Insight

Clinton’s Generic Drug Price Control Proposal

Today Hillary Clinton’s campaign introduced a new plan targeting generic drug manufacturers, like those in the news recently, who have become increasingly unpopular for raising the price of generic drugs.[1] The plan is extreme, necessitates high levels of congressional cooperation to achieve legality, and will likely have a chilling effect on future brand name and generic drug manufacturers contemplating entering the market.

Clinton’s plan begins with assembling a convention of representatives from various federal agencies who will be tasked with determining when a price increase for ‘long-available treatments’ is unreasonable (what is ‘unreasonable’ is undefined). If this unelected group does determine the price is unreasonable, they will have unprecedented powers to lower the cost of the drug.

The group would be given the authority to incentivize new manufacturers to enter the market by having the federal government directly purchase the drug in question and then distribute it to patients at a more reasonable price.
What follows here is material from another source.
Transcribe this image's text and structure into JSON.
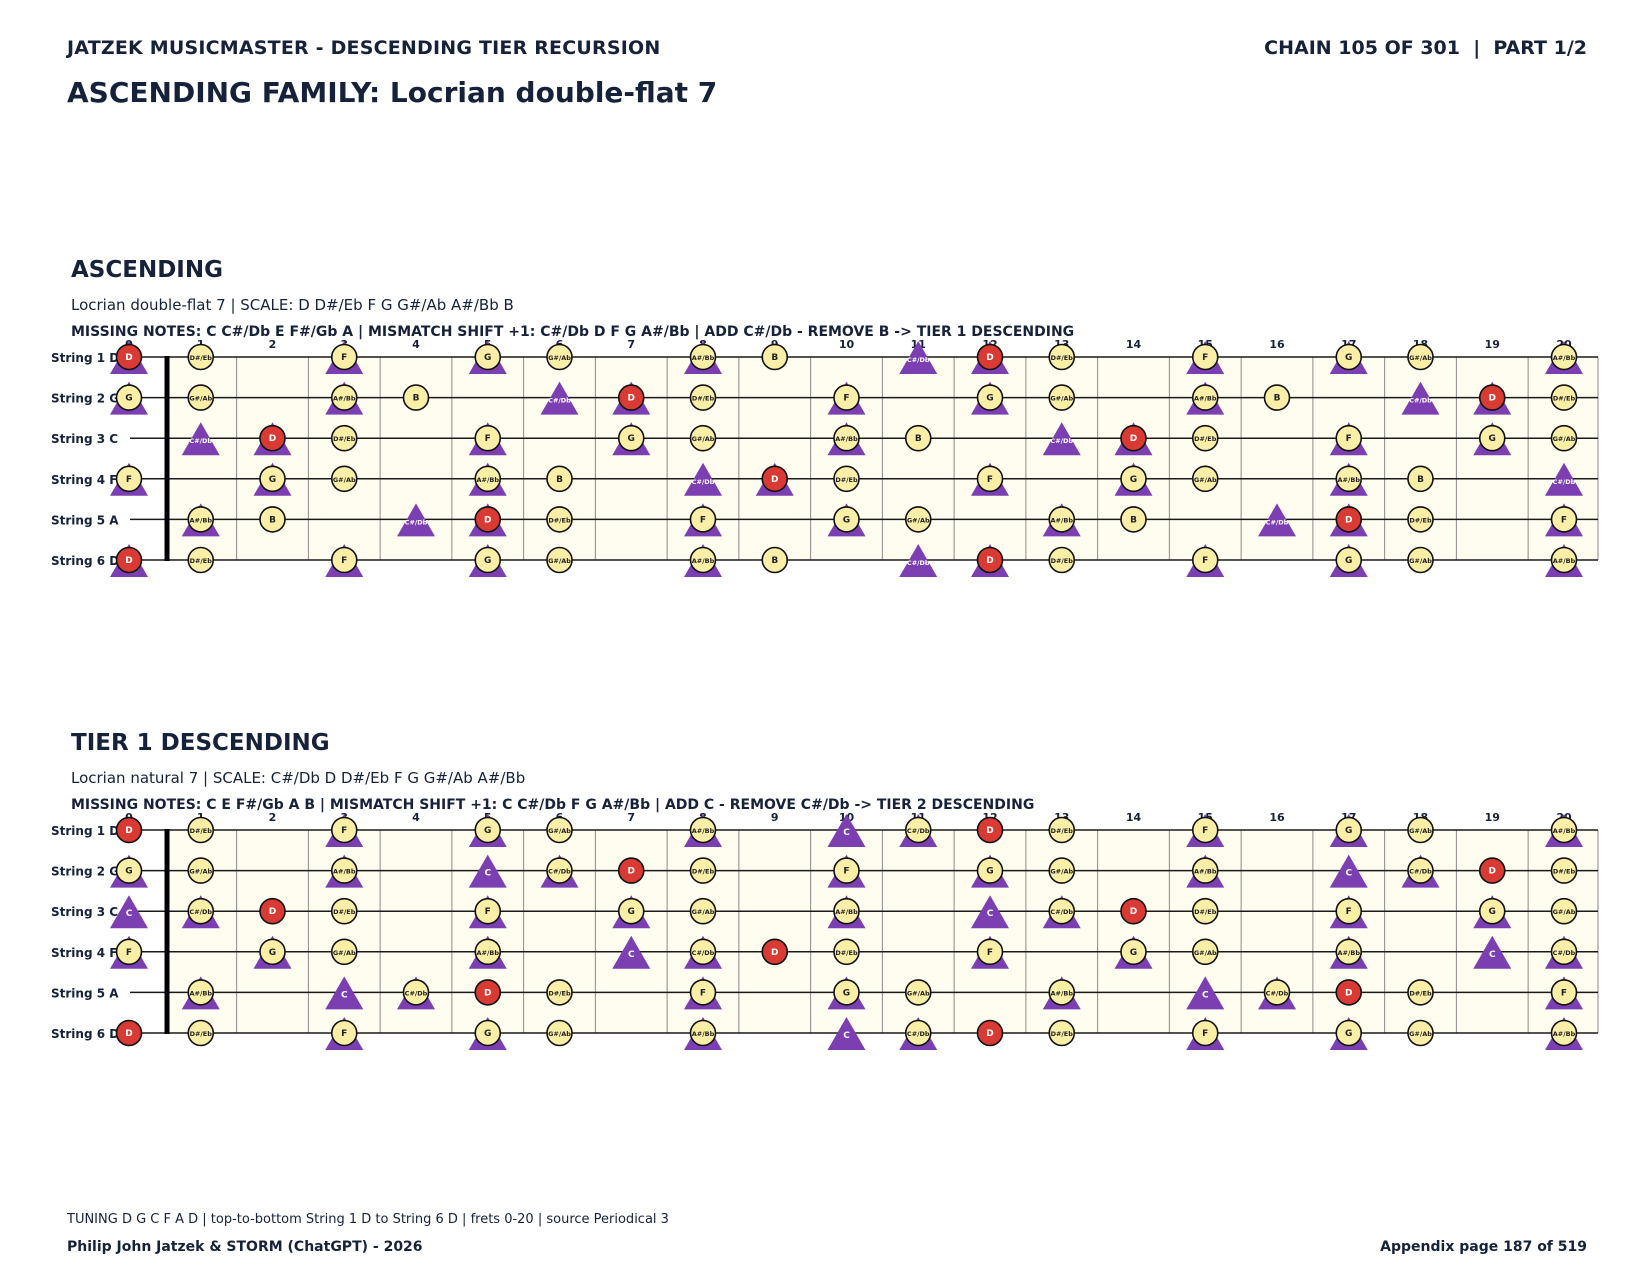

This type of action should require an act of Congress to authorize the spending and the agency’s powers to manipulate an entire market, though getting this type of legislation passed would be extremely difficult.

There are no details available about how Clinton proposes to accelerate the Food and Drug Administration’s (FDA) approval process, which is the primary obstacle generic manufacturers currently face when attempting to offer new competition, nor is there detail about how long the administration would continue its ‘direct intervention’ in the market once more competition has been introduced.

Clinton’s plan would also call for allowing ‘emergency importation’ of generic and alternative competitors from other countries with high, reliable safety standards. This action would also require a politically difficult amendment to the Food, Drug and Cosmetics Act (FDCA) – one which many patient advocates have been attempting to have passed for years. Allowing for the importation of foreign generics of any off-patent drugs, regardless of their price, from developed countries with reliable safety standards may help reduce the risk of drug shortages and encourage drug developers to focus more on developing innovative drugs.

Finally, Clinton has suggested imposing financial penalties on generic manufacturers, including fines or mandatory rebates paid out to the drug purchasers. Revenue from these fines will be used by the government to purchase drugs from other manufacturers as discussed earlier. This system is modeled on the disastrous Medicaid Drug Rebate Program, which has significant negative outcomes, not least of which was the 340B Drug Program.

The most likely outcomes of Clinton’s new policy will be that generic drug manufacturing will be a riskier venture for investors, and the potential value of these companies will fall domestically. This could very well exacerbate the problems we already face while further inserting the federal government into drug pricing. There is also no guarantee that the price controls utilized in this plan would not eventually be expanded to innovator drugs, which Clinton’s larger health plan contemplates.[2] This plan would be a significant foray into government price-setting in the pharmaceutical industry.